Le Japon artistique : documents d'art et d'industrie / réunis par S. Bing. Japon artistique (Paris) ; Marpon et Flammarion (Paris), 1888-11-01

Source : Japan. Toyodo engraving office (Tokyô), 1913

Le Japon d’avant-guerre

Dans les premières décennies qui suivent la restauration Meiji, beaucoup de petites fermes familiales complètent déjà leur revenu agricole avec un emploi  dans une exploitation plus importante. En effet, avant la Seconde Guerre mondiale, la moitié des terres, de surfaces importantes, appartiennent à des familles ne les cultivant pas par elles-mêmes. La main d’œuvre extérieure est une réelle opportunité. Ces activités extra agricoles se pratiquent également dans le domaine artisanal ou industriel, celui de la sériciculture, de la filature ou du tissage de la soie.

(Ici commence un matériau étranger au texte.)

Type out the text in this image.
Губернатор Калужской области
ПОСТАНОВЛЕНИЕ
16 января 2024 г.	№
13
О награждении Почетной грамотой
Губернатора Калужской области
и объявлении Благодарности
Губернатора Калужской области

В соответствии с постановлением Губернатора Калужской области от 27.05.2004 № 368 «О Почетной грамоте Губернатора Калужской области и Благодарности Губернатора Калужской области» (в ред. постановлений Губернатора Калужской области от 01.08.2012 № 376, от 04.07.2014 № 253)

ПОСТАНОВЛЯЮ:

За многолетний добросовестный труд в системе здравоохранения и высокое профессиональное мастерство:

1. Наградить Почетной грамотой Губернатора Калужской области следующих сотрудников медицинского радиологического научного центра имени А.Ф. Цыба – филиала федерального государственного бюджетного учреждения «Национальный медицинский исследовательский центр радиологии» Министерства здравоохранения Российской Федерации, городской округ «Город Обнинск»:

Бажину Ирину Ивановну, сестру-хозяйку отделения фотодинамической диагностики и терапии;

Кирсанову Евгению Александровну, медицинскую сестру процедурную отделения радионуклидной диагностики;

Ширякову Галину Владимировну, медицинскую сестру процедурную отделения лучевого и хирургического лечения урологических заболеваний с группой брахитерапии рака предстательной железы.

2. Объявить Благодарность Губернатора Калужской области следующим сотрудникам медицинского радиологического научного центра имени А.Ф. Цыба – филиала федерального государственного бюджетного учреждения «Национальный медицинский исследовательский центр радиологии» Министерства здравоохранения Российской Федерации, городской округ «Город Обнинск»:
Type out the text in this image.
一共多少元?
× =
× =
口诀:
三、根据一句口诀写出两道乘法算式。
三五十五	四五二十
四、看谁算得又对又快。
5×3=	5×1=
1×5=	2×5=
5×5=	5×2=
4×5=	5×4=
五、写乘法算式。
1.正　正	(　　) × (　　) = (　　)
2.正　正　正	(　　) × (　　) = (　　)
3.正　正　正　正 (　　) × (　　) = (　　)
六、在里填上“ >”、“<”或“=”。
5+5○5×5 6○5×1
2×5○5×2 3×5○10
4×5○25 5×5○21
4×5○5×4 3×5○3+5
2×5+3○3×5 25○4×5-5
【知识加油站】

Une géographie pourtant peu propice à l’agriculture

Le Japon est composé aux trois quarts de sols montagneux. Les différences thermiques sont importantes, entre le Nord, tempéré et froid, et le Sud, tropical humide, offrant un paysage cultural varié. Les terres sont souvent de médiocre qualité.
 

Source : Relief map of Japan-Korea area. Mercator projection / Geological survey (Etats-Unis). U.S. Geological Survey (Washington), 1945

La « modernisation » de l’agriculture : entre prospérité agricole et croissance industrielle

Après la Seconde guerre mondiale, la production de riz, principale nourriture des Japonais, est insuffisante.

« Jusqu’en 1960, les surfaces cultivées augmentent et la société reste hantée par les famines. »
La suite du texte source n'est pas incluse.